B.J. Bernstein, an attorney representing the plaintiffs, said she opened her investigation after getting a call from one of the men. The Associated Press normally does not name people who claim they are victims of sexual impropriety, but Bernstein said all three -- Maurice Robinson, 20, and Anthony Flagg, 21, and Jamal Parris, 23 -- have consented to making their identities public.
Bernstein said she didn't trust local authorities to investigate the claims.
"This is a really large church that's incredibly politically powerful," Bernstein said. "There are pictures of this guy with every politician around. With something this important, how can I trust that word didn't get back to the bishop?"
DeKalb County Sheriff Thomas Brown has been a member of New Birth for more than 15 years and sits on the advisory board for Long's Longfellows Youth Academy. He said he would stand by the bishop and bristled at Bernstein's suggestion that local authorities couldn't be trusted.
"I take offense to that," he said. "It does not merit a dignified response."
Their pastor has been silent and so are most at Long's 25,000-strong church. But those who will speak say they are supporting him.
Lance Robertson, who joined New Birth nearly two decades ago and has coached youth basketball there, said Wednesday that members were hurting.
"I support and will stand with my bishop, but right now in the court of public opinion, it does not look good," Robertson said. "This affects too many people. As the bishop goes, New Birth goes. He built New Birth."
Bernstein said that her case hinges on her three clients' testimony and that she doesn't have much physical evidence backing up her complaint. Long sent dozens of e-mails and phone calls to her clients, though they weren't "overly sexual," she said. Bernstein said she plans to subpoena records from Long that will show he traveled with the young men to New York, Las Vegas, New Zealand and elsewhere.
Robertson, the church's youth basketball coach, said he wants to hear Long respond to the accusations.
"The bishop has helped so many people," he said. "It's not uncommon for him to mentor young men and groom them to be productive members of society. The bishop's heart has always been in the right place. But the New Birth family, we're weeping. This is not a good day for New Birth."
Long, who was appointed pastor of New Birth in 1987, presides over an empire that claims athletes, politicians and entertainers as members.
President George W. Bush and three former presidents visited the sprawling New Birth Missionary Baptist Church in the Atlanta suburb of Lithonia for the 2006 funeral of Coretta Scott King, the widow of the Rev. Martin Luther King Jr. Long introduced the speakers and the Rev. Bernice King, the Kings' younger daughter, delivered the eulogy. She is also a pastor there.

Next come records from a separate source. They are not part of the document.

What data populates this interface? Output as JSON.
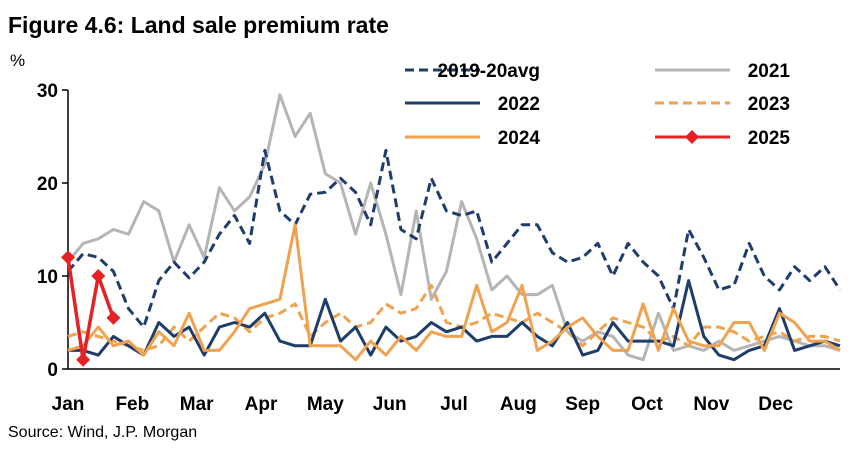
{
  "chart_data": {
    "type": "line",
    "title": "Figure 4.6: Land sale premium rate",
    "unit_label": "%",
    "source": "Source: Wind, J.P. Morgan",
    "xlabel": "",
    "ylabel": "",
    "x_ticks": [
      "Jan",
      "Feb",
      "Mar",
      "Apr",
      "May",
      "Jun",
      "Jul",
      "Aug",
      "Sep",
      "Oct",
      "Nov",
      "Dec"
    ],
    "x_range": [
      1,
      52
    ],
    "ylim": [
      0,
      30
    ],
    "y_ticks": [
      "0",
      "10",
      "20",
      "30"
    ],
    "grid": false,
    "legend_position": "top-right",
    "series": [
      {
        "name": "2019-20avg",
        "color": "#1f3d6b",
        "style": "dashed",
        "x": [
          1,
          2,
          3,
          4,
          5,
          6,
          7,
          8,
          9,
          10,
          11,
          12,
          13,
          14,
          15,
          16,
          17,
          18,
          19,
          20,
          21,
          22,
          23,
          24,
          25,
          26,
          27,
          28,
          29,
          30,
          31,
          32,
          33,
          34,
          35,
          36,
          37,
          38,
          39,
          40,
          41,
          42,
          43,
          44,
          45,
          46,
          47,
          48,
          49,
          50,
          51,
          52
        ],
        "y": [
          10.5,
          12.4,
          12.0,
          10.5,
          6.5,
          4.5,
          9.5,
          11.5,
          9.8,
          11.5,
          14.5,
          16.5,
          13.5,
          23.5,
          17.0,
          15.5,
          18.8,
          19.0,
          20.5,
          19.0,
          15.5,
          23.5,
          15.0,
          14.0,
          20.5,
          17.0,
          16.5,
          17.0,
          11.5,
          13.5,
          15.5,
          15.5,
          12.5,
          11.5,
          12.0,
          13.5,
          10.0,
          13.5,
          11.5,
          10.0,
          6.5,
          15.0,
          12.0,
          8.5,
          9.0,
          13.5,
          10.0,
          8.5,
          11.0,
          9.5,
          11.0,
          8.5
        ]
      },
      {
        "name": "2021",
        "color": "#b5b5b5",
        "style": "solid",
        "x": [
          1,
          2,
          3,
          4,
          5,
          6,
          7,
          8,
          9,
          10,
          11,
          12,
          13,
          14,
          15,
          16,
          17,
          18,
          19,
          20,
          21,
          22,
          23,
          24,
          25,
          26,
          27,
          28,
          29,
          30,
          31,
          32,
          33,
          34,
          35,
          36,
          37,
          38,
          39,
          40,
          41,
          42,
          43,
          44,
          45,
          46,
          47,
          48,
          49,
          50,
          51,
          52
        ],
        "y": [
          11.5,
          13.5,
          14.0,
          15.0,
          14.5,
          18.0,
          17.0,
          11.5,
          15.5,
          12.0,
          19.5,
          17.0,
          18.5,
          22.0,
          29.5,
          25.0,
          27.5,
          21.0,
          20.0,
          14.5,
          20.0,
          14.5,
          8.0,
          17.0,
          7.5,
          10.5,
          18.0,
          14.0,
          8.5,
          10.0,
          8.0,
          8.0,
          9.0,
          4.0,
          3.0,
          4.0,
          3.5,
          1.5,
          1.0,
          6.0,
          2.0,
          2.5,
          2.0,
          3.0,
          2.0,
          2.5,
          3.0,
          3.5,
          3.0,
          2.5,
          2.5,
          2.0
        ]
      },
      {
        "name": "2022",
        "color": "#1f3d6b",
        "style": "solid",
        "x": [
          1,
          2,
          3,
          4,
          5,
          6,
          7,
          8,
          9,
          10,
          11,
          12,
          13,
          14,
          15,
          16,
          17,
          18,
          19,
          20,
          21,
          22,
          23,
          24,
          25,
          26,
          27,
          28,
          29,
          30,
          31,
          32,
          33,
          34,
          35,
          36,
          37,
          38,
          39,
          40,
          41,
          42,
          43,
          44,
          45,
          46,
          47,
          48,
          49,
          50,
          51,
          52
        ],
        "y": [
          2.0,
          2.0,
          1.5,
          3.5,
          2.5,
          1.5,
          5.0,
          3.5,
          4.5,
          1.5,
          4.5,
          5.0,
          4.5,
          6.0,
          3.0,
          2.5,
          2.5,
          7.5,
          3.0,
          4.5,
          1.5,
          4.5,
          3.0,
          3.5,
          5.0,
          4.0,
          4.5,
          3.0,
          3.5,
          3.5,
          5.0,
          3.5,
          2.5,
          5.0,
          1.5,
          2.0,
          5.0,
          3.0,
          3.0,
          3.0,
          2.5,
          9.5,
          3.5,
          1.5,
          1.0,
          2.0,
          2.5,
          6.5,
          2.0,
          2.5,
          3.0,
          2.5
        ]
      },
      {
        "name": "2023",
        "color": "#f0a24f",
        "style": "dashed",
        "x": [
          1,
          2,
          3,
          4,
          5,
          6,
          7,
          8,
          9,
          10,
          11,
          12,
          13,
          14,
          15,
          16,
          17,
          18,
          19,
          20,
          21,
          22,
          23,
          24,
          25,
          26,
          27,
          28,
          29,
          30,
          31,
          32,
          33,
          34,
          35,
          36,
          37,
          38,
          39,
          40,
          41,
          42,
          43,
          44,
          45,
          46,
          47,
          48,
          49,
          50,
          51,
          52
        ],
        "y": [
          3.5,
          4.0,
          3.5,
          3.0,
          2.5,
          2.0,
          2.5,
          4.5,
          3.0,
          4.5,
          6.0,
          5.5,
          4.0,
          5.5,
          6.0,
          7.0,
          3.5,
          5.0,
          6.0,
          4.5,
          5.0,
          7.0,
          6.0,
          6.5,
          9.0,
          5.0,
          4.5,
          5.0,
          6.0,
          5.5,
          5.0,
          6.0,
          5.0,
          4.0,
          2.5,
          4.0,
          5.5,
          5.0,
          4.5,
          3.0,
          3.5,
          2.5,
          4.5,
          4.5,
          4.0,
          3.0,
          3.5,
          4.0,
          3.0,
          3.5,
          3.5,
          3.0
        ]
      },
      {
        "name": "2024",
        "color": "#f0a24f",
        "style": "solid",
        "x": [
          1,
          2,
          3,
          4,
          5,
          6,
          7,
          8,
          9,
          10,
          11,
          12,
          13,
          14,
          15,
          16,
          17,
          18,
          19,
          20,
          21,
          22,
          23,
          24,
          25,
          26,
          27,
          28,
          29,
          30,
          31,
          32,
          33,
          34,
          35,
          36,
          37,
          38,
          39,
          40,
          41,
          42,
          43,
          44,
          45,
          46,
          47,
          48,
          49,
          50,
          51,
          52
        ],
        "y": [
          2.0,
          2.5,
          4.5,
          2.5,
          3.0,
          1.5,
          4.0,
          2.5,
          6.0,
          2.0,
          2.0,
          4.0,
          6.5,
          7.0,
          7.5,
          15.5,
          2.5,
          2.5,
          2.5,
          1.0,
          3.0,
          1.5,
          3.5,
          2.0,
          4.0,
          3.5,
          3.5,
          9.0,
          4.0,
          5.0,
          9.0,
          2.0,
          3.0,
          4.5,
          5.5,
          3.5,
          2.0,
          2.0,
          7.0,
          2.0,
          6.5,
          3.0,
          2.5,
          2.5,
          5.0,
          5.0,
          2.0,
          6.0,
          5.0,
          3.0,
          3.0,
          2.0
        ]
      },
      {
        "name": "2025",
        "color": "#e32226",
        "style": "solid-diamond",
        "x": [
          1,
          2,
          3,
          4
        ],
        "y": [
          12.0,
          1.0,
          10.0,
          5.5
        ]
      }
    ]
  }
}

Today, New Birth sits on 250 acres and has more than 25,000 members, a $50 million, 10,000-seat cathedral and more than 40 ministries.

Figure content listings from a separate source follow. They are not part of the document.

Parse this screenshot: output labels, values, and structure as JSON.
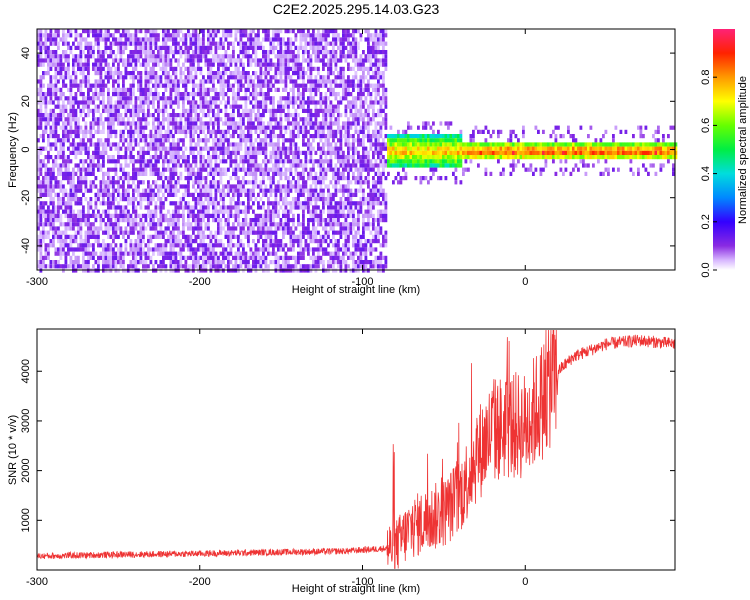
{
  "figure": {
    "title": "C2E2.2025.295.14.03.G23"
  },
  "chart_data": [
    {
      "type": "heatmap",
      "title": "C2E2.2025.295.14.03.G23",
      "xlabel": "Height of straight line (km)",
      "ylabel": "Frequency (Hz)",
      "xlim": [
        -300,
        92
      ],
      "ylim": [
        -50,
        50
      ],
      "x_ticks": [
        -300,
        -200,
        -100,
        0
      ],
      "y_ticks": [
        -40,
        -20,
        0,
        20,
        40
      ],
      "colorbar": {
        "label": "Normalized spectral amplitude",
        "range": [
          0,
          1
        ],
        "ticks": [
          0.0,
          0.2,
          0.4,
          0.6,
          0.8
        ]
      },
      "regions": [
        {
          "x_range": [
            -300,
            -85
          ],
          "description": "broadband noise",
          "amplitude": 0.1
        },
        {
          "x_range": [
            -85,
            92
          ],
          "center_frequency": 0,
          "description": "narrow carrier line",
          "amplitude_max": 0.95
        }
      ]
    },
    {
      "type": "line",
      "xlabel": "Height of straight line (km)",
      "ylabel": "SNR (10 * v/v)",
      "xlim": [
        -300,
        92
      ],
      "ylim": [
        0,
        4850
      ],
      "x_ticks": [
        -300,
        -200,
        -100,
        0
      ],
      "y_ticks": [
        1000,
        2000,
        3000,
        4000
      ],
      "series": [
        {
          "name": "SNR",
          "color": "#ee3333",
          "x": [
            -300,
            -250,
            -200,
            -150,
            -110,
            -80,
            -70,
            -60,
            -50,
            -40,
            -30,
            -20,
            -10,
            0,
            10,
            20,
            30,
            50,
            70,
            92
          ],
          "y": [
            280,
            310,
            330,
            360,
            380,
            450,
            850,
            1000,
            1150,
            1500,
            2300,
            2800,
            2900,
            2900,
            3400,
            4000,
            4300,
            4550,
            4620,
            4550
          ]
        }
      ]
    }
  ]
}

Not all of his attention, though, has been positive. The church was among those named in 2007 in a Senate committee's investigation into a half-dozen Christian ministries over their financing.
Long has called for a national ban on same-sex marriage. In 2004, he led a march with Bernice King to her father's Atlanta grave to support a national constitutional amendment to protect marriage "between one man and one woman."
This isn't the first allegation against a religious leader who has crusaded against gay marriage. Ted Haggard left New Life Church of Colorado Springs, Colo., in 2006 after a male prostitute said Haggard paid him for sex. Haggard denied the allegations but later admitted to "sexual immorality" and launched a new church in June 2010.